日高:それはうれしい。とても強力な言語機能だと感じました。

吉川:変なメモリアクセスやリソース競合が発生するとデバッグが大変ですから。それがない幸せを噛みしめました。

日高:コンパイル時に安全性を担保する工夫があるんでしょうか。

吉川:安全性を担保するしくみで重要なものに所有権、借用、ライフタイムがあります。Rustではひとつの値に対して必ずひとつの変数だけが所有権を持つというルールがあります。その変数でしか値を使えないと不便なので一時的に参照でき、これを借用と呼びます。
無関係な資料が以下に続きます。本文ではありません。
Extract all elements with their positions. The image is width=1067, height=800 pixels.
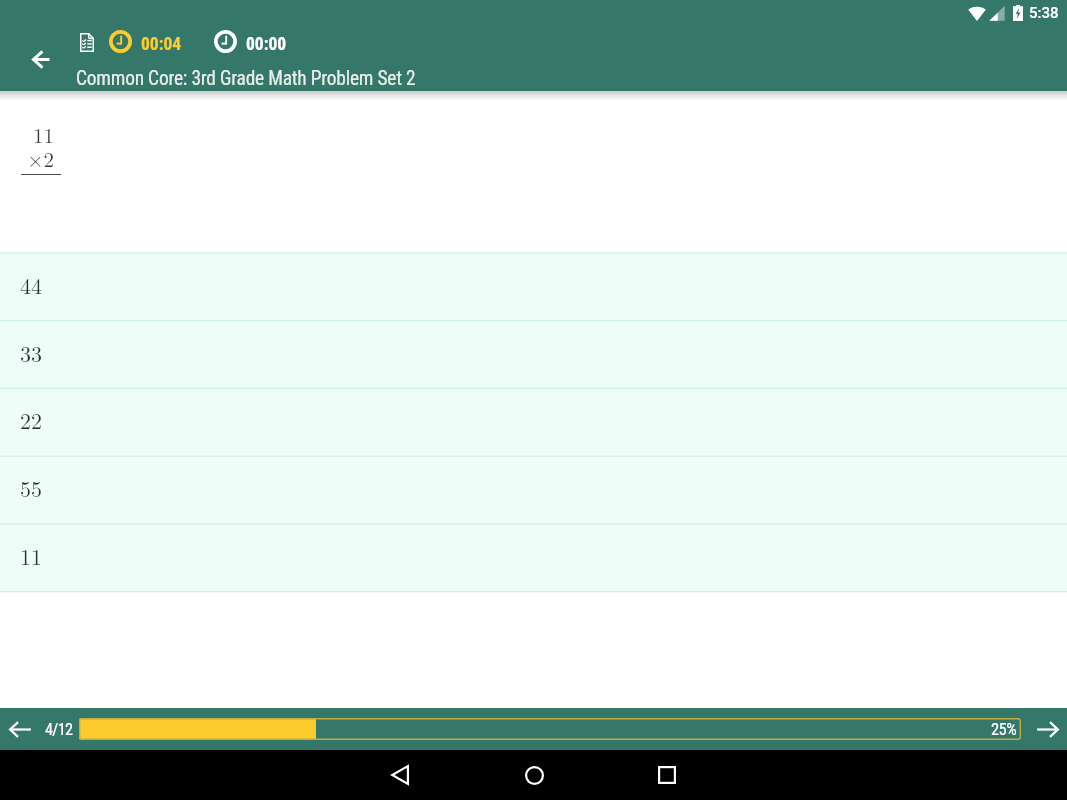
staticText: 44 — [20, 269, 43, 300]
button[interactable]: 33 — [0, 321, 1067, 389]
staticText: 00:00 — [246, 34, 287, 55]
staticText: 4/12 — [45, 720, 73, 739]
button[interactable]: Back — [376, 750, 424, 800]
button[interactable]: Next question — [1027, 708, 1067, 750]
button[interactable]: Recent apps — [643, 750, 691, 800]
button[interactable]: 22 — [0, 388, 1067, 456]
button[interactable]: Back — [22, 40, 61, 79]
staticText: Common Core: 3rd Grade Math Problem Set … — [76, 67, 416, 90]
staticText: 25% — [991, 720, 1017, 739]
staticText: ×2 — [14, 143, 54, 173]
staticText: 00:04 — [141, 34, 182, 55]
staticText: 11 — [20, 540, 43, 571]
button[interactable]: 55 — [0, 456, 1067, 524]
button[interactable]: 44 — [0, 253, 1067, 321]
staticText: 55 — [20, 472, 43, 503]
staticText: 5:38 — [1029, 4, 1059, 22]
button[interactable]: Home — [510, 750, 558, 800]
staticText: 11 — [14, 119, 54, 149]
staticText: 22 — [20, 404, 43, 435]
button[interactable]: 11 — [0, 524, 1067, 592]
button[interactable]: Previous question — [0, 708, 41, 750]
staticText: 33 — [20, 337, 43, 368]
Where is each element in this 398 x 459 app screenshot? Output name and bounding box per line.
関数やブロックのスコープを抜けるときに所有権が移行されない場合はメモリが解放されるのですが、この値が生まれてから解放されるまでの期間をライフタイムと呼び、コンパイル時に不整合がないかチェックされます。

日高:ライフタイムをチェックすることは、どういう点がうれしいのでしょうか。

吉川:値が解放されたあとに、その値を保持していた変数への参照が発生してしまうと、不正なメモリアクセスとなってしまいます。参照が存在する期間が、所有権を持つ変数のライフタイムを超えないようにすることで不正なメモリアクセスを防げます。

日高:寿命の長短を見比べて期限外の参照を防ぐわけか。

吉川:ライフタイムは、コンパイラに備わっているボロー(借用)チェッカーが自動で検査してくれます。
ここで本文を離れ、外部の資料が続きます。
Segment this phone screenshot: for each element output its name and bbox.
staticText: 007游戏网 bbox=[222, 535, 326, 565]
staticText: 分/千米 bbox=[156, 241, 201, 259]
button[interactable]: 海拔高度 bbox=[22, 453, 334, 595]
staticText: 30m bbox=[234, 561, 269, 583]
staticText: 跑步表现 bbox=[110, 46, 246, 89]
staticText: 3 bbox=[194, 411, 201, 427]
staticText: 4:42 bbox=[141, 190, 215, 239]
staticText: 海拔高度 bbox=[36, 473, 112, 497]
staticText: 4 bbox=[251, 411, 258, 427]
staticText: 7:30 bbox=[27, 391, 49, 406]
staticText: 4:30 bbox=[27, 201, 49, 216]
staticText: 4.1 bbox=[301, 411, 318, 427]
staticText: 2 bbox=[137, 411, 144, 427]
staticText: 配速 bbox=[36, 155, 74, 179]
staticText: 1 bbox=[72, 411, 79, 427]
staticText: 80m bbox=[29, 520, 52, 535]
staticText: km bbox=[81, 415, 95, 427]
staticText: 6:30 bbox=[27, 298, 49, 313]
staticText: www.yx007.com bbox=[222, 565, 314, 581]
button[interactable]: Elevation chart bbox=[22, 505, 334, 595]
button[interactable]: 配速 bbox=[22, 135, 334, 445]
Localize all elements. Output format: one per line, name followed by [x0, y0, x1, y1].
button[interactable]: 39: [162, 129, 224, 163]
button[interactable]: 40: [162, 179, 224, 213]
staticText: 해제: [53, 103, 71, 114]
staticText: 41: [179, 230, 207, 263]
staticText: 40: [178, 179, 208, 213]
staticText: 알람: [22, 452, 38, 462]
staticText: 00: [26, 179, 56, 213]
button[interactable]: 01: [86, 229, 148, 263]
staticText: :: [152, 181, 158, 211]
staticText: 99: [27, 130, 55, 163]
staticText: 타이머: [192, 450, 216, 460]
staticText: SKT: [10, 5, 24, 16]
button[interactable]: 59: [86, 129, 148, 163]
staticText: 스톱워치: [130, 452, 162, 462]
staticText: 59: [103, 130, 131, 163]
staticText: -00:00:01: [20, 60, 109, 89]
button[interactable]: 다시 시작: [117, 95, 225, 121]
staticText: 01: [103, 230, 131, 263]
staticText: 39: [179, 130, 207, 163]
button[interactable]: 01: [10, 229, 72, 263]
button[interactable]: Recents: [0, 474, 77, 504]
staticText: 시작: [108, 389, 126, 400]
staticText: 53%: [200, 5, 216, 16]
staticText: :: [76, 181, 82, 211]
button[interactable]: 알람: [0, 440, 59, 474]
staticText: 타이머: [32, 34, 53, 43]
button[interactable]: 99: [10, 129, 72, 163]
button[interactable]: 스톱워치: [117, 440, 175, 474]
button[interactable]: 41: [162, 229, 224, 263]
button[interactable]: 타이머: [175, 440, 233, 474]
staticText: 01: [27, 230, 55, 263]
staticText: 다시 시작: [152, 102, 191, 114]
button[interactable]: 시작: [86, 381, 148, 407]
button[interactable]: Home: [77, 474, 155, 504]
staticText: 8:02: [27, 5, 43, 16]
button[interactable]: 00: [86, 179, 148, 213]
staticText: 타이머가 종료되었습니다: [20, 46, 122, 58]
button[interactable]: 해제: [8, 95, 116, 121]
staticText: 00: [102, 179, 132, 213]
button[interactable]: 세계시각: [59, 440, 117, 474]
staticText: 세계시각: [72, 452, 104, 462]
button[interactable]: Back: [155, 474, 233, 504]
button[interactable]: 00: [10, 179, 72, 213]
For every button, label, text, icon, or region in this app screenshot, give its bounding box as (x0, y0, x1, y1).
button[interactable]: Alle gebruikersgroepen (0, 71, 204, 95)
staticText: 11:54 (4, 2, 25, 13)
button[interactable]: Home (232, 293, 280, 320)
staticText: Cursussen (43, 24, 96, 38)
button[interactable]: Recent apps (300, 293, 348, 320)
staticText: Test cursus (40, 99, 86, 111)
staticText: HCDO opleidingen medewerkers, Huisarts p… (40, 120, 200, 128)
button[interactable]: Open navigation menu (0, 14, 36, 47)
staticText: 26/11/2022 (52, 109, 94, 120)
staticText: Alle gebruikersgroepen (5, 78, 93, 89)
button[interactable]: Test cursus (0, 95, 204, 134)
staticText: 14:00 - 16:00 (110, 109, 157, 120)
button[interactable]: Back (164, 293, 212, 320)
日高:静的に解決するための工夫ですね。ちなみにライフタイムを判断できない場合はどうなりますか。

吉川:コンパイラだけで判断できないケースでは、エラーを吐いてくれます。その場合、コード上でアノテーションとして開発者が明示することで解決できるケースもあります。参照を厳密に管理しているのでメモリ安全性が守られているわけです。Rustではこのように所有権の機構や型システムを組み合わせて、静的に安全性を高めています。慣れるまではコンパイルエラーが大変ですが。

写真1 首にかけてあるのがマイク&カメラ付き音声AIデバイスTHINKLET
写真1

品質を高めるRust

日高:なるほど。でもRustのコンパイラが怒ってくれるなら人に怒られるより気が楽ですね。

吉川:現場でもそう感じました。Rustでマイクロサービスを作るのとC++のメインサーバ側から呼び出す部分を追加する両方を開発しましたが、C++側でのレビュー指摘のほうが品質に影響する部分が多かったんですよ。⁠ああ、すいません、指摘ありがとうございます」という気持ちになりました。

日高:C++では設計技法やテクニックとして安全性をカバーしている部分が多いと感じています。

吉川:はい。それまでの自身の経験では、プログラマーのスキルに依存したコードがあって、さらにそれを単体テストや結合テストといったQAQuality Assurance、品質保証)フェーズでカバーして品質を上げていくことが多かったです。

日高:動作が不安定といった課題は時間をかけて原因を探って解決することが多い。

吉川:しかしRustではメモリやスレッド安全性に関わる問題はコンパイルが通ればほとんど解決しているわけです。これはプログラミングが得意だと感じるシーンが少ない私にとってたいへんなメリットでした。

日高:安心感が違いますね。少なくとも安全じゃない使い方をしてもコンパイルが通っちゃう状況とは前提が大きく違う。もちろんC++でもスマートポインタなど安全にメモリを扱う方法があるのは間違いないんですが。

吉川:スタートアップでは限られた生産性をどの方向に集約するかが重要になってきます。実装直後のプロダクトの安定性が高いと、これはもうめちゃくちゃメリットで採用する価値が高いなと。

エコシステムの整備

日高:安定性といえばAndroidでもBluetooth通信スタックをRustで書き換えるという動きがあります。脆弱性の低減やメモリの安全性を高めてバグを予防できると考えているようです。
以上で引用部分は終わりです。